Connaissez-vous l’ APIVIR ? C’est l’Association pour l’ interdiction des véhicules inutilement rapides. Son président est le Pr. Got, dont les incontestables compétences en matière d’anatomopathologie et les éminentes contributions à la sécurité routière n’ont d’égale que son infatigable propension à occuper la scène médiatique. Après avoir milité, avec le succès que l’on sait, pour un contrôle tâtillon de l’enchevêtrement de nos limitations, le voici qui, au nom de la logique, revendique avec son association que les véhicules soient bridés à 200 km/h.


On ne peut pas en vouloir au professeur Got d’avoir l’air si triste. Comme il le dit lui-même, son bureau, placé à l’entrée de la morgue de Garches, lui a fait côtoyer, sa vie durant, des cadavres inutiles et des drames familiaux épouvantables. Ses recherches en matière d’accidentologie, qui furent nécessaires pour mesurer l’impact sur des cadavres de chocs violents, n’ont pas non plus contribué à faire de lui un gai luron. Et que dire de son autre spécialité, la toxicologie et les drogues... Pas étonnant donc qu’il ressemble à Greenspan.

Il aurait pourtant de quoi se réjouir, ce bon professeur (retraité), du succès indiscutable (mais à quel prix ?) des mesures prises pour réduire la vitesse sur nos routes.

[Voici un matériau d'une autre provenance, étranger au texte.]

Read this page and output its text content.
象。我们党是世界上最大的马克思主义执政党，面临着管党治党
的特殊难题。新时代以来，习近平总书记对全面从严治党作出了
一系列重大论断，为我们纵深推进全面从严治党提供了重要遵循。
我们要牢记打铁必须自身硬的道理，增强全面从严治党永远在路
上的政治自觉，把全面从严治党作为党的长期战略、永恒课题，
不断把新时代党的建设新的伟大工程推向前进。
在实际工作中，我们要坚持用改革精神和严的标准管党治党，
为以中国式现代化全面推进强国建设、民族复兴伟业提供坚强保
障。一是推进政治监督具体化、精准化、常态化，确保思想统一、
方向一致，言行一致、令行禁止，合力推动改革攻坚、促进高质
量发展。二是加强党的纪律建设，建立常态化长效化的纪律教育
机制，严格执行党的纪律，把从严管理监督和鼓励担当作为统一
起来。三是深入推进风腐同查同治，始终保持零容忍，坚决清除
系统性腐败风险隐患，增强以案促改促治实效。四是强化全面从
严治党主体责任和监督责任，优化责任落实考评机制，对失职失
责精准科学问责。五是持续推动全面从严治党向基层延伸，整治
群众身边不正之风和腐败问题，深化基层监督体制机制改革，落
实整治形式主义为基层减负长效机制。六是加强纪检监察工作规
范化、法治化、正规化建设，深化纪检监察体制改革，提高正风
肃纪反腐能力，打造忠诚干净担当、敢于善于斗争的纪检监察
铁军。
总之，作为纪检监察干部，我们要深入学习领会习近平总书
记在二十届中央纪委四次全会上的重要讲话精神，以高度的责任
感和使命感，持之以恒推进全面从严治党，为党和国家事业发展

Encore insuffisant ; la solution ultime passe, selon lui, par le bridage des véhicules. C’est l’objectif que s’est fixé l’ APIVIR. Avec comme première étape, une limitation technique à 200 km/h, ce qui peut paraître en effet suffisant en France, compte tenu de la limite maximale à 130 km/h fixée sur nos autoroutes. Mais personne n’est dupe, l’objectif ultime à atteindre devant se rapprocher le plus possible de zéro, par étapes successives, afin que le dernier mort sur nos routes ne puisse que s’être suicidé de désespoir.


Et voici qu’entre en scène Monsieur Michel Parigot, membre du bureau de l’APIVIR. Qui est Michel Parigot ? C’est le président du Comité anti-amiante de Jussieu, professeur de mathématiques de profession. Il s’est rendu récemment célèbre avec l’affaire du Clémenceau. Et le voici qui, encouragé par sa victoire, réitère en introduisant un recours auprès du Conseil d’ Etat afin d’obliger l’Etat français à refuser l’homologation de véhicules capables de dépasser 200 km/h, soit environ la moitié des véhicules distribués en France. Il sait bien, cependant, que les homologations sont désormais effectuées au niveau européen, et que seule une réglementation européenne pourrait éventuellement imposer ce type de limitation. Mais en bon lobbyiste, son problème est avant tout d’occuper l’avant-scène médiatique. France Info n’a pas manqué de se joindre à son effort tout au long de la journée du 29 mars, en nous faisant haleter d’impatience dans l’attente de la décision du Conseil d’Etat. Mais au-delà de cet épisode, cette petite affaire a le mérite d’attirer notre attention sur les comportements des professionnels de l’agitation.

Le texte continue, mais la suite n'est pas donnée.